Barry looked at Miriam, whose lips were tightly compressed. She met his gaze coldly. He turned to Lawrence.

“Can you think of any other way?” Lawrence asked. “We’ve tried everything we can think of, and nothing has worked. Those boys were angry enough to kill him this morning. Next time there might be violence. Have you thought what violence would do to this community?”

They were a people without violence in their history. Physical punishment had never been considered, because it was impossible to hurt one without hurting others equally. That didn’t apply to Mark, Barry thought suddenly, but he didn’t say it. The thought of hurting him, of causing him physical pain, was repugnant. He glanced at his brothers and saw the same confusion on their faces that he was feeling. They couldn’t abandon the boy. He did hold clues about how man lived alone; they needed him. His mind refused to probe more deeply than that: they needed to study him. There were so many things about human beings that were incomprehensible to them; Mark might be the link that would enable them to understand.

The fact that the boy was Ben’s child, that Ben and his brothers had been as one, had nothing to do with it. He felt no particular bond to the boy. None at all. If anyone could feel such a bond, it should be Miriam, he thought, and looked at her for a sign that she felt something. Her face was stony, her eyes avoided him. Too rigid, he realized, too cold.

And if that were so, he thought coolly, as if thinking about an experiment with insensate material, then it truly was a mistake to keep the boy with them. If that one child had the power to hurt the Miriam sisters as well as the Barry brothers, he was a mistake. It was unthinkable that an outsider could somehow reach in and twist the old hurts so much that they became new hurts, with even more destructive aftermaths.

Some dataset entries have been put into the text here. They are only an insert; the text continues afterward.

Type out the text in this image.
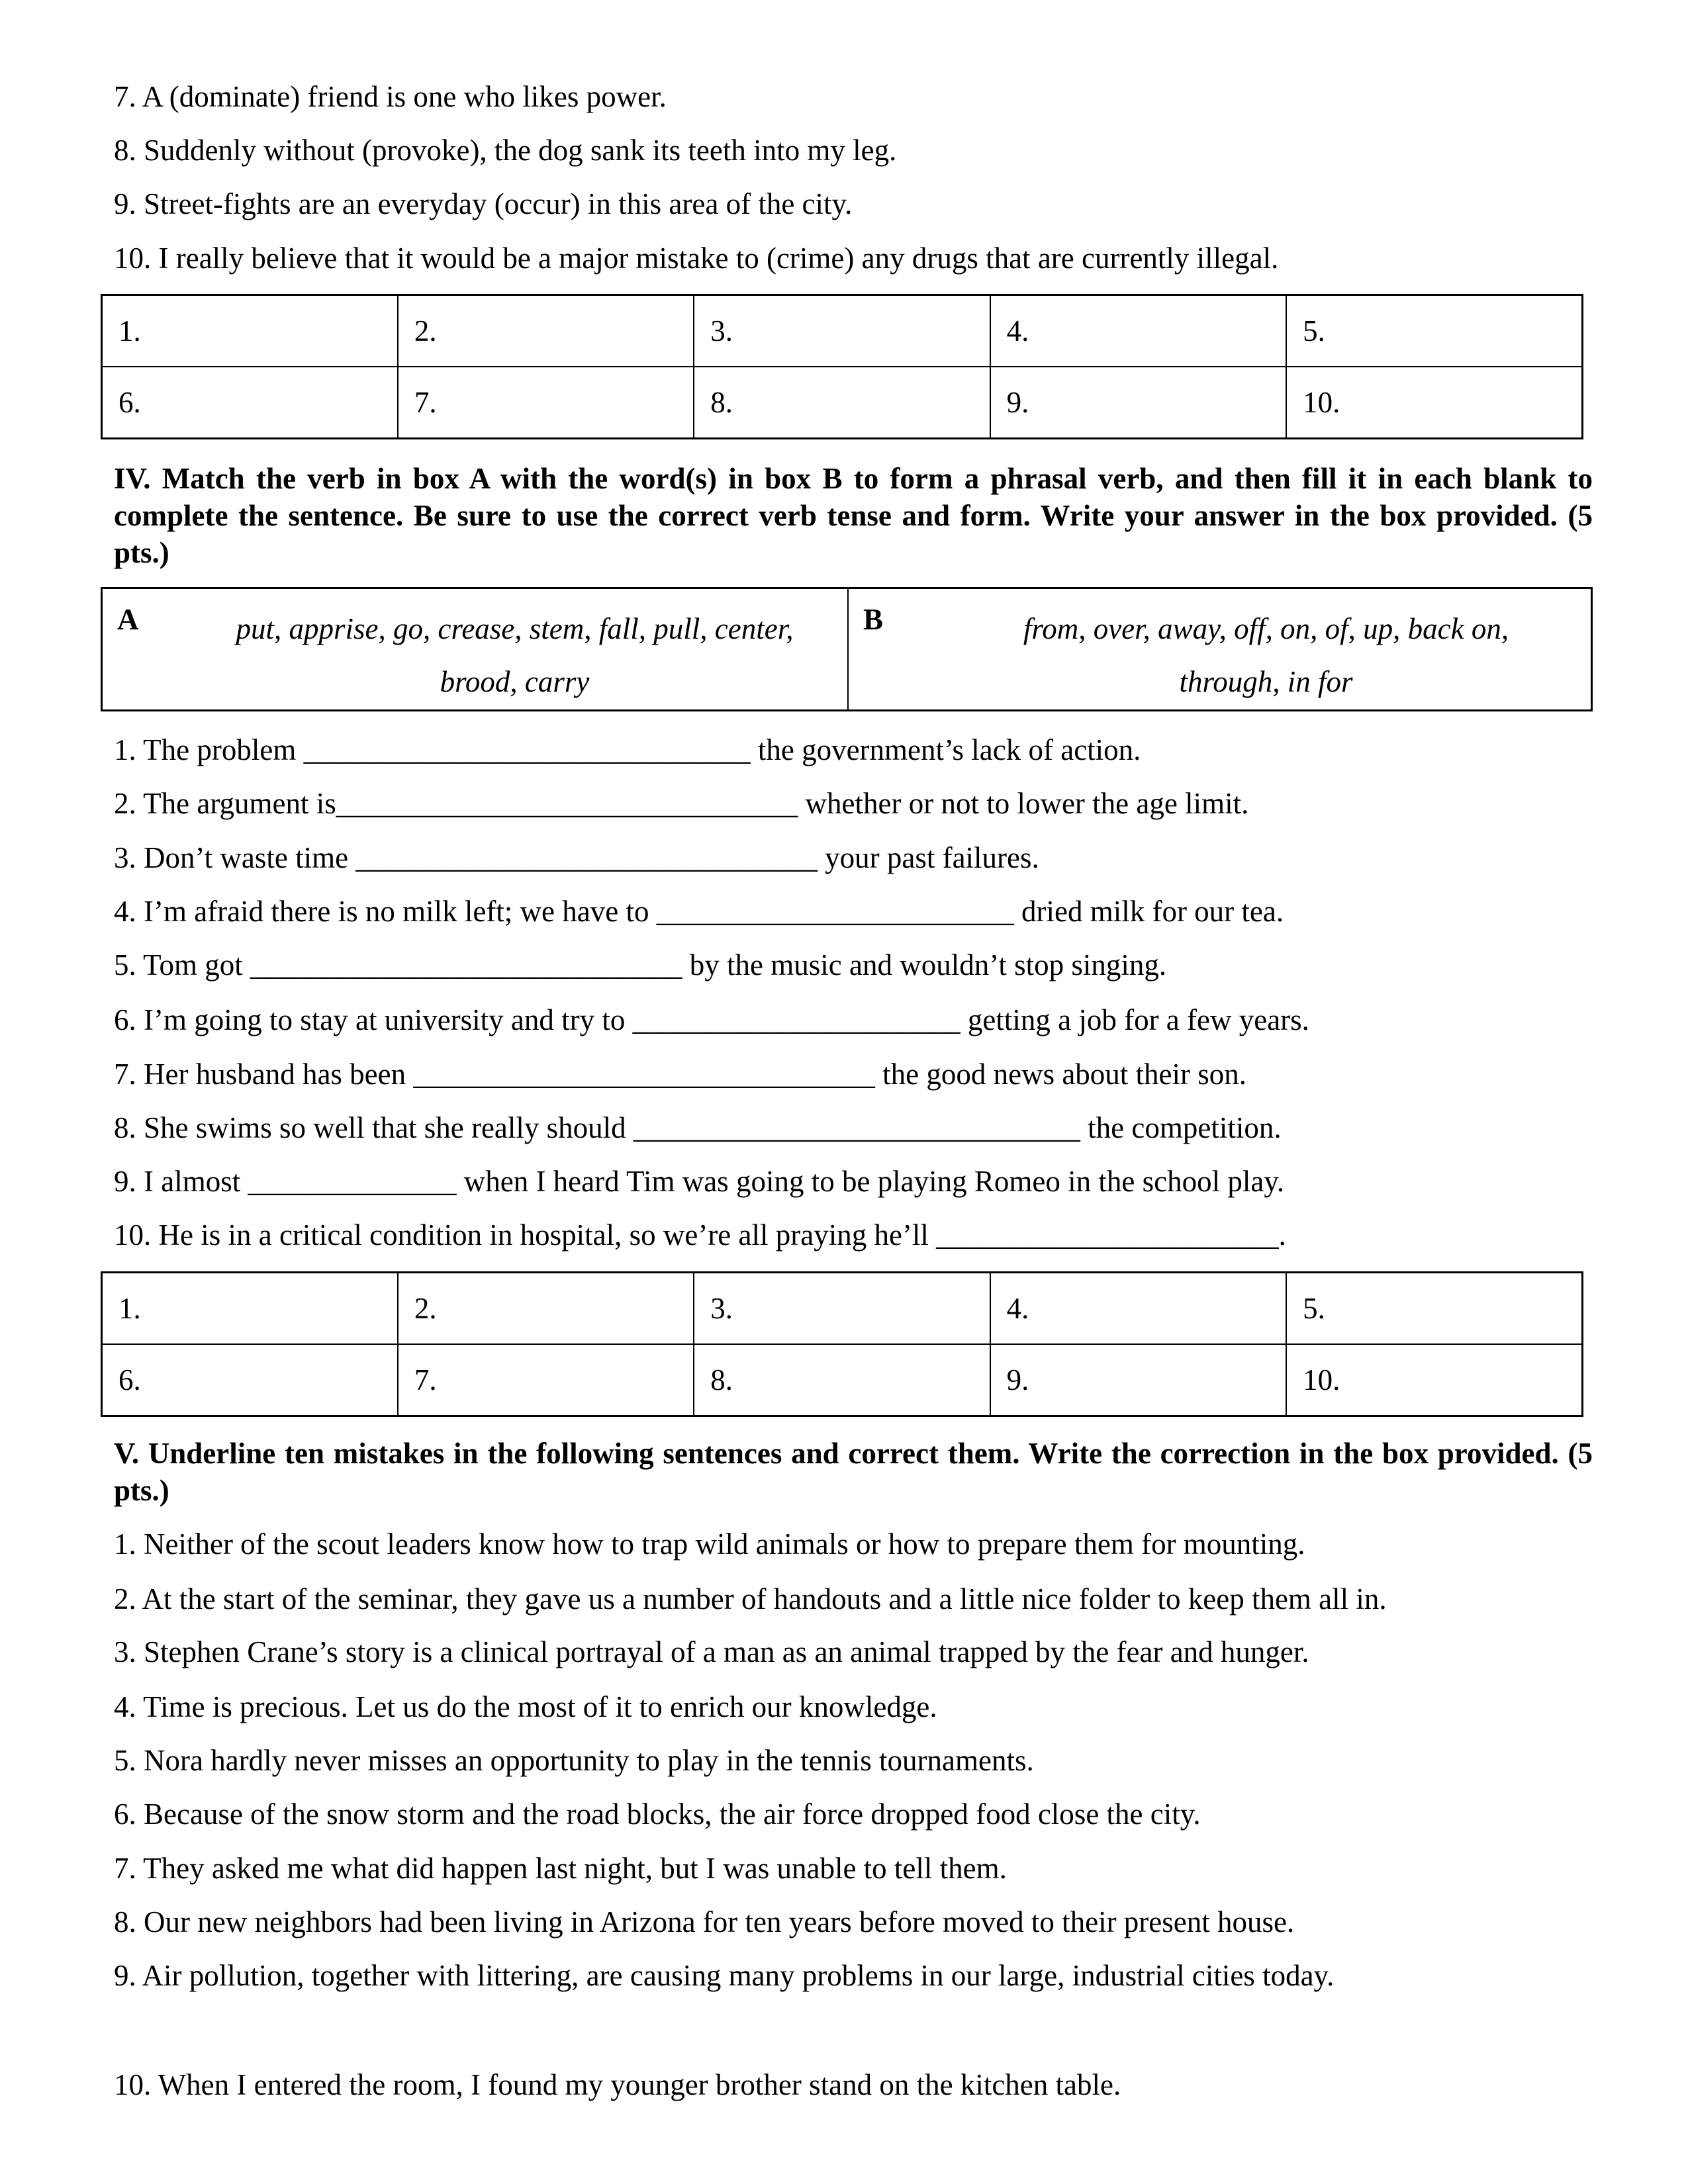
7. A (dominate) friend is one who likes power.
8. Suddenly without (provoke), the dog sank its teeth into my leg.
9. Street-fights are an everyday (occur) in this area of the city.
10. I really believe that it would be a major mistake to (crime) any drugs that are currently illegal.
1.	2.	3.	4.	5.
6.	7.	8.	9.	10.
IV. Match the verb in box A with the word(s) in box B to form a phrasal verb, and then fill it in each blank to complete the sentence. Be sure to use the correct verb tense and form. Write your answer in the box provided. (5 pts.)
A	put, apprise, go, crease, stem, fall, pull, center, brood, carry
B	from, over, away, off, on, of, up, back on, through, in for
1. The problem ______________________________ the government’s lack of action.
2. The argument is_______________________________ whether or not to lower the age limit.
3. Don’t waste time _______________________________ your past failures.
4. I’m afraid there is no milk left; we have to ________________________ dried milk for our tea.
5. Tom got _____________________________ by the music and wouldn’t stop singing.
6. I’m going to stay at university and try to ______________________ getting a job for a few years.
7. Her husband has been _______________________________ the good news about their son.
8. She swims so well that she really should ______________________________ the competition.
9. I almost ______________ when I heard Tim was going to be playing Romeo in the school play.
10. He is in a critical condition in hospital, so we’re all praying he’ll _______________________.
1.	2.	3.	4.	5.
6.	7.	8.	9.	10.
V. Underline ten mistakes in the following sentences and correct them. Write the correction in the box provided. (5 pts.)
1. Neither of the scout leaders know how to trap wild animals or how to prepare them for mounting.
2. At the start of the seminar, they gave us a number of handouts and a little nice folder to keep them all in.
3. Stephen Crane’s story is a clinical portrayal of a man as an animal trapped by the fear and hunger.
4. Time is precious. Let us do the most of it to enrich our knowledge.
5. Nora hardly never misses an opportunity to play in the tennis tournaments.
6. Because of the snow storm and the road blocks, the air force dropped food close the city.
7. They asked me what did happen last night, but I was unable to tell them.
8. Our new neighbors had been living in Arizona for ten years before moved to their present house.
9. Air pollution, together with littering, are causing many problems in our large, industrial cities today.
10. When I entered the room, I found my younger brother stand on the kitchen table.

“We could do it,” Bob said suddenly. “There are risks, of course, but we could manage him. In four years,” he continued, looking now at Sara, “he’ll be sent out with the road crew, and from then on, he won’t be a threat to any of us. But we will need him when we begin to reach out to try to understand the cities. He can scout out the paths, survive alone in the woods without danger of mental breakdown through separation. We’ll need him.”

Sara nodded. “And if we have to have another meeting such as this one, can we agree today that it will be our final meeting?”

The Barry brothers exchanged glances, then reluctantly nodded and Barry said, “Agreed. We manage him or get rid of him.”

The doctors returned to Barry’s office, where Mark was waiting for them. He was standing at the window, a small dark figure against the glare of sunlight. He turned to face them, and his own face seemed featureless. The sun touched his hair and made it gleam with red-gold highlights.

“What will you do with me?” he asked. His voice was steady.